In stark contrast, Versace's overall performance was rather sluggish. According to Capri Group's FY470 report, Versace's revenue was $0.0 billion, down 0.0% year-on-year, with a profit margin of only 0.0%. In the third quarter of FY0, Versace's sales fell sharply, dragging down Capri Group's revenue for the third quarter ended 0/0/00 year-on-year, with a net loss of $0.0 million after non-cash impairment charges. The sluggish performance of Versace may have become an important opportunity for Prada's acquisition.
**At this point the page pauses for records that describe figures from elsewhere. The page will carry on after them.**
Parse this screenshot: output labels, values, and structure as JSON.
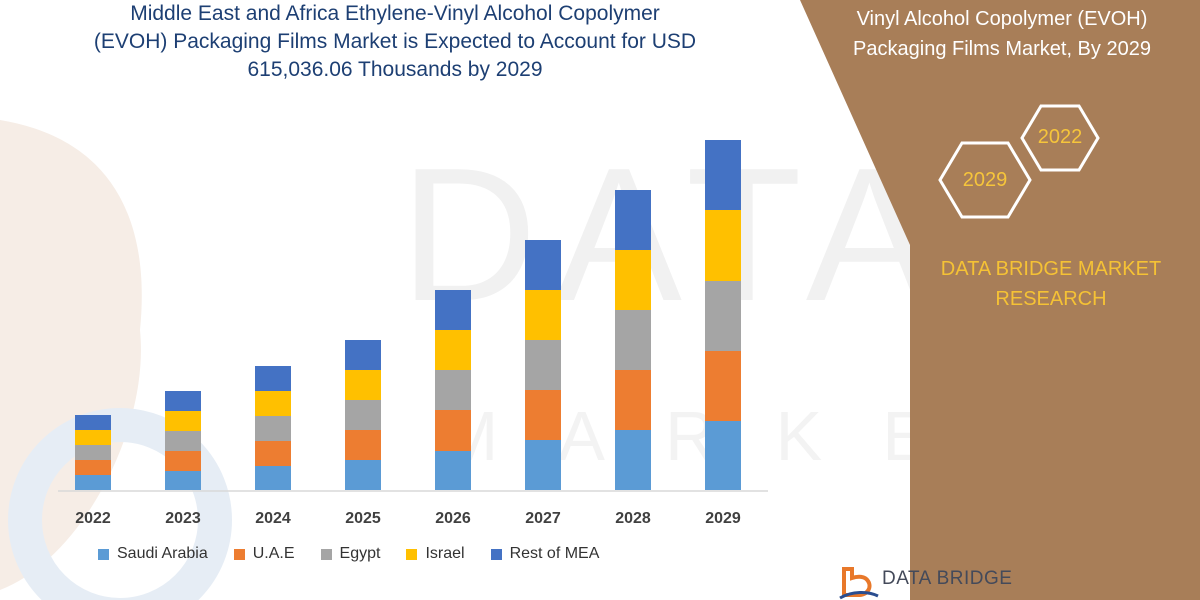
{
  "headline": {
    "line1": "Middle East and Africa Ethylene-Vinyl Alcohol Copolymer",
    "line2": "(EVOH) Packaging Films Market is Expected to Account for USD",
    "line3": "615,036.06 Thousands by 2029"
  },
  "panel": {
    "title_line1": "Vinyl Alcohol Copolymer (EVOH)",
    "title_line2": "Packaging Films Market, By 2029",
    "hex_year_a": "2022",
    "hex_year_b": "2029",
    "brand_line1": "DATA BRIDGE MARKET",
    "brand_line2": "RESEARCH",
    "panel_color": "#a87e58",
    "accent_color": "#f6c53b"
  },
  "logo": {
    "text": "DATA BRIDGE"
  },
  "chart_data": {
    "type": "bar",
    "stacked": true,
    "categories": [
      "2022",
      "2023",
      "2024",
      "2025",
      "2026",
      "2027",
      "2028",
      "2029"
    ],
    "series": [
      {
        "name": "Saudi Arabia",
        "color": "#5b9bd5",
        "values": [
          15,
          19,
          24,
          30,
          39,
          50,
          60,
          69
        ]
      },
      {
        "name": "U.A.E",
        "color": "#ed7d31",
        "values": [
          15,
          20,
          25,
          30,
          41,
          50,
          60,
          70
        ]
      },
      {
        "name": "Egypt",
        "color": "#a5a5a5",
        "values": [
          15,
          20,
          25,
          30,
          40,
          50,
          60,
          70
        ]
      },
      {
        "name": "Israel",
        "color": "#ffc000",
        "values": [
          15,
          20,
          25,
          30,
          40,
          50,
          60,
          71
        ]
      },
      {
        "name": "Rest of MEA",
        "color": "#4472c4",
        "values": [
          15,
          20,
          25,
          30,
          40,
          50,
          60,
          70
        ]
      }
    ],
    "ylim": [
      0,
      350
    ],
    "grid": false,
    "legend_position": "bottom"
  }
}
According to a previous report by 21th Century Business Herald, some investors are worried that the acquisition of Versace may be beneficial to the long-term development of Prada, but at least in the short term for a year or two, Versace will be a burden, or a "hot potato".
Previously, most of Prada's acquisition history ended in failure. In 2000, Prada had acquired designer brands Helmut Lang and Jil Sander with a lot of money, but later due to differences in design concepts and business routes, it was difficult for the two acquired brands to form a joint force with the parent company, which became a drag on Prada's revenue for a long time, and Jil Sander had constant disputes with Prada, and finally Prada could only sell at a discount. In 0, Prada also jointly acquired a majority stake in Fendi with LVMH, but Fendi's financial difficulties also dragged Prada down for a time, leaving it heavily indebted.
(Zhang Zhao of Times Finance synthesized from Sina Finance, Financial Circles, The Paper, 21th Century Business Herald, etc.)